La difficile parifica: debiti e default
Quelli emersi dalle durissime prese di posizione del Procuratore generale d’appello della Corte dei conti Pino Zingale. A cominciare da quella più recente. Ossia l’impugnativa al giudizio di parifica. Un ricorso che è giunto fino alle “Sezioni riunite in speciale composizione” della Corte dei conti. Lì, il procuratore ha sollevato dubbi pesantissimi sulla tenuta presente e futura del bilancio. Elementi su cui, in quelle sede, non si è discusso nel merito, visto che il ricorso è stato dichiarato tecnicamente inammissibile, dopo l’approvazione da parte dell’Ars del rendiconto. Il governo regionale si è già difeso sottolineando come la Sezione di controllo abbia “parificato” il bilancio.

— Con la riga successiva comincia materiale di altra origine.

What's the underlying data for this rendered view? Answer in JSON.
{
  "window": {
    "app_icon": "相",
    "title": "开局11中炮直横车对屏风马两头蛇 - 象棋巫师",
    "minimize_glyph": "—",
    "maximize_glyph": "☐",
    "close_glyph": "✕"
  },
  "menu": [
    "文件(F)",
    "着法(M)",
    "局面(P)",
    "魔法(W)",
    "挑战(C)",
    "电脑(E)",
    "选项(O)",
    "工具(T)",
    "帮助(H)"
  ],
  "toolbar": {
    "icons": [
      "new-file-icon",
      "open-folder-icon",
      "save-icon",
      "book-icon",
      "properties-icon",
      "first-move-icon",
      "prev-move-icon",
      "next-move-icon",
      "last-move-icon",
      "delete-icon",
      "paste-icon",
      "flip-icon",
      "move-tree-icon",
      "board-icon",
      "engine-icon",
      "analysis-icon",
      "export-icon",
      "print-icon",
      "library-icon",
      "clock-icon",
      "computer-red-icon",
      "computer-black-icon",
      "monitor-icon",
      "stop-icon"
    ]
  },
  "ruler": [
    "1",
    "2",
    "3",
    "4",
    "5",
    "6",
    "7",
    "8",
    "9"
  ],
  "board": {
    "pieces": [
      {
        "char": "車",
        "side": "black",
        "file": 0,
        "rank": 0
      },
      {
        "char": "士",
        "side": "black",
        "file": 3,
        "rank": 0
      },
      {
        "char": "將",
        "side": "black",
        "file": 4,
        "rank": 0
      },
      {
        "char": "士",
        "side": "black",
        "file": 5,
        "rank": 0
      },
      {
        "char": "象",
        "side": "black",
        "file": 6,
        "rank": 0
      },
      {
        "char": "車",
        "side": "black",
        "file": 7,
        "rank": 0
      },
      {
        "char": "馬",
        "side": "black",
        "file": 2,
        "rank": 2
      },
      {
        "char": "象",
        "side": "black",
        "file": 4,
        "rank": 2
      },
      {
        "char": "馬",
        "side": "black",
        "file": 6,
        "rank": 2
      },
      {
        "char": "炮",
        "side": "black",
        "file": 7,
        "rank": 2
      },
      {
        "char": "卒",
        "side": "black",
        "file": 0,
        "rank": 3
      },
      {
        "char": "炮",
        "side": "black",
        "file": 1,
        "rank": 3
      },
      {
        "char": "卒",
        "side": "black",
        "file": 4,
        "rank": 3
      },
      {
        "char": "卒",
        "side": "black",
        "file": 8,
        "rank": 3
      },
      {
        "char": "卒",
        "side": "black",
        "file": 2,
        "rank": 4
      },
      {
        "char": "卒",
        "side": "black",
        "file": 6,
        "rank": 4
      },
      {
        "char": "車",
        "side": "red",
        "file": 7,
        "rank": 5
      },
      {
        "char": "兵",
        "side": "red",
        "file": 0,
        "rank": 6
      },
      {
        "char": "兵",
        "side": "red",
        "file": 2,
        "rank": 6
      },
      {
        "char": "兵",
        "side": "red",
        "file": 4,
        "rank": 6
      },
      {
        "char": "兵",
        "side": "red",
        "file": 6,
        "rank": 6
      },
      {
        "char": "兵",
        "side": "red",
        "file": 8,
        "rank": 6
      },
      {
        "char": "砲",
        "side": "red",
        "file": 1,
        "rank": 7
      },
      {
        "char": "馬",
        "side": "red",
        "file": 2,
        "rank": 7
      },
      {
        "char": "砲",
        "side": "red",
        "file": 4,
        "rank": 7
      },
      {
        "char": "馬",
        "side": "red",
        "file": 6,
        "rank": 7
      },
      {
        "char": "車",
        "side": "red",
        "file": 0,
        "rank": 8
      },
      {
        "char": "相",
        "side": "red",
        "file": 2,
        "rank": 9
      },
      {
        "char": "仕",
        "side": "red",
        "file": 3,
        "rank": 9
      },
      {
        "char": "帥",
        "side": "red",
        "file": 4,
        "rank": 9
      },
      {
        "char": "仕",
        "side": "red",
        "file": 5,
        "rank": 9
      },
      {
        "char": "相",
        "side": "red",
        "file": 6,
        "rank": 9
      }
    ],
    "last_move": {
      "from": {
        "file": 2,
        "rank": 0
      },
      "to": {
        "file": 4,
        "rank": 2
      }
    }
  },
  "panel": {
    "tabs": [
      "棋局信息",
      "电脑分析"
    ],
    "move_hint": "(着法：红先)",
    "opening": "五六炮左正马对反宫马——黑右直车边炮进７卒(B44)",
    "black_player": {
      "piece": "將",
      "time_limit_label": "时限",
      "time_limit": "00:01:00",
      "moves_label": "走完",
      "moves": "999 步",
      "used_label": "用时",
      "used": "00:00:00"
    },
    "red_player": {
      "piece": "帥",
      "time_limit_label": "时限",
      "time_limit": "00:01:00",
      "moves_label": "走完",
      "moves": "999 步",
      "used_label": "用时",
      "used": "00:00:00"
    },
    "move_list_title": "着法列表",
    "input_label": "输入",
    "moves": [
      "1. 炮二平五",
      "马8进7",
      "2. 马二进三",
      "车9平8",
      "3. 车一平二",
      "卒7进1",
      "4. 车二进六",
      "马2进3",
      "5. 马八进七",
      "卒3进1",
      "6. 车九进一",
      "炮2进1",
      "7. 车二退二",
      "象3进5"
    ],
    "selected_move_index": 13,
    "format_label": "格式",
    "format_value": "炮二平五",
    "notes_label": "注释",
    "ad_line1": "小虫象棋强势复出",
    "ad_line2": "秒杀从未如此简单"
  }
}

Tralasciando due aspetti: intanto che per la prima volta nella storia dell’Autonomia siciliana, quel bilancio non è stato approvato in prima seduta; e che, anche ai tempi di Lombardo, anni presi come termini di paragone dal governo Crocetta per raccontare la storia di una Sicilia sull’orlo pochi anni fa del default e finalmente risanata, il bilancio era stato parificato. Persino lì, a un passo dal fallimento, era arrivato il via libera della Corte. E così, tutti quei dubbi relativi ad esempio ai Fondi per i derivati, per le perdite delle partecipate, per i contenziosi torneranno quasi certamente in occasione della prossima parifica, a prescindere dal governo.

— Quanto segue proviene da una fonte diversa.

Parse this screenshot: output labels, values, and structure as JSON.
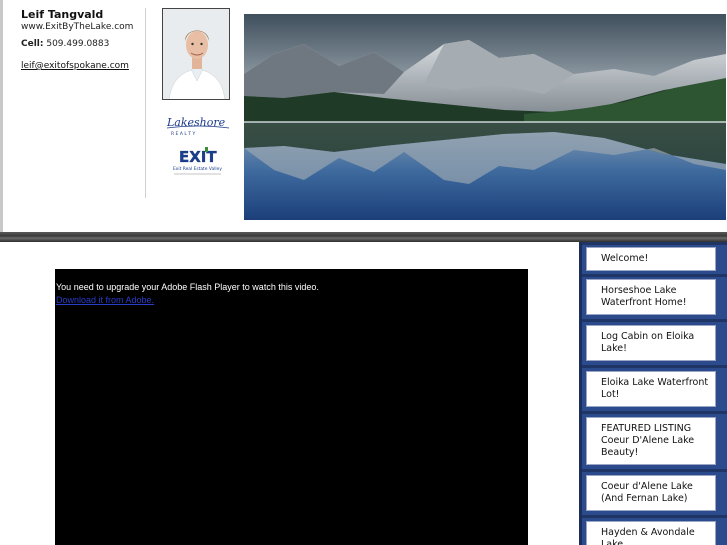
{
  "contact": {
    "name": "Leif Tangvald",
    "website": "www.ExitByTheLake.com",
    "cell_label": "Cell:",
    "cell_number": "509.499.0883",
    "email": "leif@exitofspokane.com"
  },
  "logos": {
    "lakeshore": "Lakeshore",
    "lakeshore_sub": "R E A L T Y",
    "exit": "EXIT",
    "exit_sub": "Exit Real Estate Valley"
  },
  "video": {
    "message": "You need to upgrade your Adobe Flash Player to watch this video.",
    "download_link": "Download it from Adobe."
  },
  "nav": {
    "items": [
      {
        "label": "Welcome!"
      },
      {
        "label": "Horseshoe Lake Waterfront Home!"
      },
      {
        "label": "Log Cabin on Eloika Lake!"
      },
      {
        "label": "Eloika Lake Waterfront Lot!"
      },
      {
        "label": "FEATURED LISTING Coeur D'Alene Lake Beauty!"
      },
      {
        "label": "Coeur d'Alene Lake (And Fernan Lake)"
      },
      {
        "label": "Hayden & Avondale Lake"
      }
    ]
  },
  "colors": {
    "nav_bg": "#2c4b8c",
    "link": "#2a3cc8"
  }
}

Al di là degli aspetti più strettamente tecnici, poi, l’ombra più scura, indicata in una intervista a LiveSicilia dal pm Zingale: “Riteniamo che ci siano forti dubbi sia sui meccanismi di sterilizzazione sulle anticipazioni di liquidità, sia sulla effettività di alcune coperture”. Per farla breve, il rischio, ha detto il Procuratore, è quello del “default”. Ipotesi esclusa categoricamente dal governo Crocetta. Ma un’ombra che si aggiunge ai tanti temi controversi oggetto sia della requisitoria del pm contabile che della relazione della Sezione di controllo in occasione della parifica: dalla dubbia creazione del Fondo immobiliare a capo del Fondo pensioni, passando per la gestione delle società partecipate, fino all’indebitamento enorme della Sicilia. “Un problema generazionale” ha spiegato in quelle ore il presidente delle Sezioni riunite Maurizio Graffeo. Un problema che riguarda il futuro, insomma. Un futuro che fa rima con “nuovo governo”.